All scientific theories are successful although they are different because it is objectively indeterminate which one of them is actually true. If it is determinate which scientific theory is true, then only one scientific theory should be successful in explaining the universe, namely the true theory. Yet many scientific theories are successful (such as Newton’s theory, Einstein’s theory of relativity, and quantum mechanics), although they are different. Therefore, it is indeterminate which scientific theory is true, exactly as scientific metarealism says. This shows that scientific metarealism is accurate.

Moreover, scientific metarealism logically follows from the fact that the universe itself is indeterminate. Quantum mechanics holds that the universe is indeterminate, such that it is indeterminate whether the particles (such as electrons) are actually particles´-or-waves. And this is why they behave as being particles and waves at the same time, although a particle is supposed to be contrary to what a wave is.
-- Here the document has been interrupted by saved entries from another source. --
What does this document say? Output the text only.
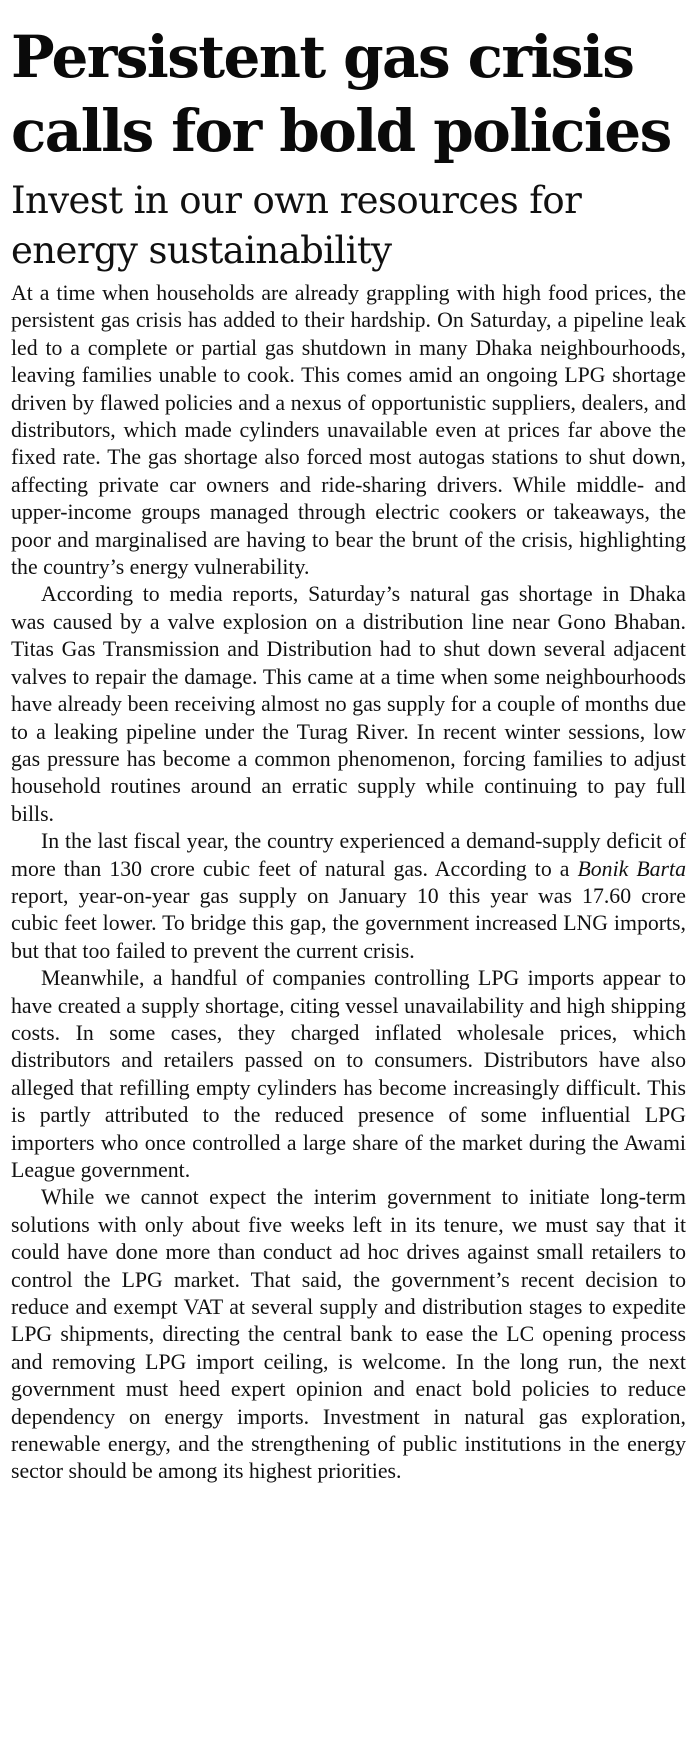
Persistent gas crisis calls for bold policies
Invest in our own resources for energy sustainability

At a time when households are already grappling with high food prices, the persistent gas crisis has added to their hardship. On Saturday, a pipeline leak led to a complete or partial gas shutdown in many Dhaka neighbourhoods, leaving families unable to cook. This comes amid an ongoing LPG shortage driven by flawed policies and a nexus of opportunistic suppliers, dealers, and distributors, which made cylinders unavailable even at prices far above the fixed rate. The gas shortage also forced most autogas stations to shut down, affecting private car owners and ride-sharing drivers. While middle- and upper-income groups managed through electric cookers or takeaways, the poor and marginalised are having to bear the brunt of the crisis, highlighting the country’s energy vulnerability.

According to media reports, Saturday’s natural gas shortage in Dhaka was caused by a valve explosion on a distribution line near Gono Bhaban. Titas Gas Transmission and Distribution had to shut down several adjacent valves to repair the damage. This came at a time when some neighbourhoods have already been receiving almost no gas supply for a couple of months due to a leaking pipeline under the Turag River. In recent winter sessions, low gas pressure has become a common phenomenon, forcing families to adjust household routines around an erratic supply while continuing to pay full bills.

In the last fiscal year, the country experienced a demand-supply deficit of more than 130 crore cubic feet of natural gas. According to a Bonik Barta report, year-on-year gas supply on January 10 this year was 17.60 crore cubic feet lower. To bridge this gap, the government increased LNG imports, but that too failed to prevent the current crisis.

Meanwhile, a handful of companies controlling LPG imports appear to have created a supply shortage, citing vessel unavailability and high shipping costs. In some cases, they charged inflated wholesale prices, which distributors and retailers passed on to consumers. Distributors have also alleged that refilling empty cylinders has become increasingly difficult. This is partly attributed to the reduced presence of some influential LPG importers who once controlled a large share of the market during the Awami League government.

While we cannot expect the interim government to initiate long-term solutions with only about five weeks left in its tenure, we must say that it could have done more than conduct ad hoc drives against small retailers to control the LPG market. That said, the government’s recent decision to reduce and exempt VAT at several supply and distribution stages to expedite LPG shipments, directing the central bank to ease the LC opening process and removing LPG import ceiling, is welcome. In the long run, the next government must heed expert opinion and enact bold policies to reduce dependency on energy imports. Investment in natural gas exploration, renewable energy, and the strengthening of public institutions in the energy sector should be among its highest priorities.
Now, if we accept quantum mechanics which says that the universe is indeterminate, and given that scientific theories are supposed to represent the universe, it naturally follows that it is indeterminate (as well) which scientific theory is true. This is how quantum mechanics provides strong evidence for accepting scientific metarealism.

The thesis of the indeterminacy of which scientific theory is true could be legitimately labeled as “scientific metarealism” because it asks us to conceive what is beyond our ordinary conception of reality, namely to conceive reality as being indeterminate.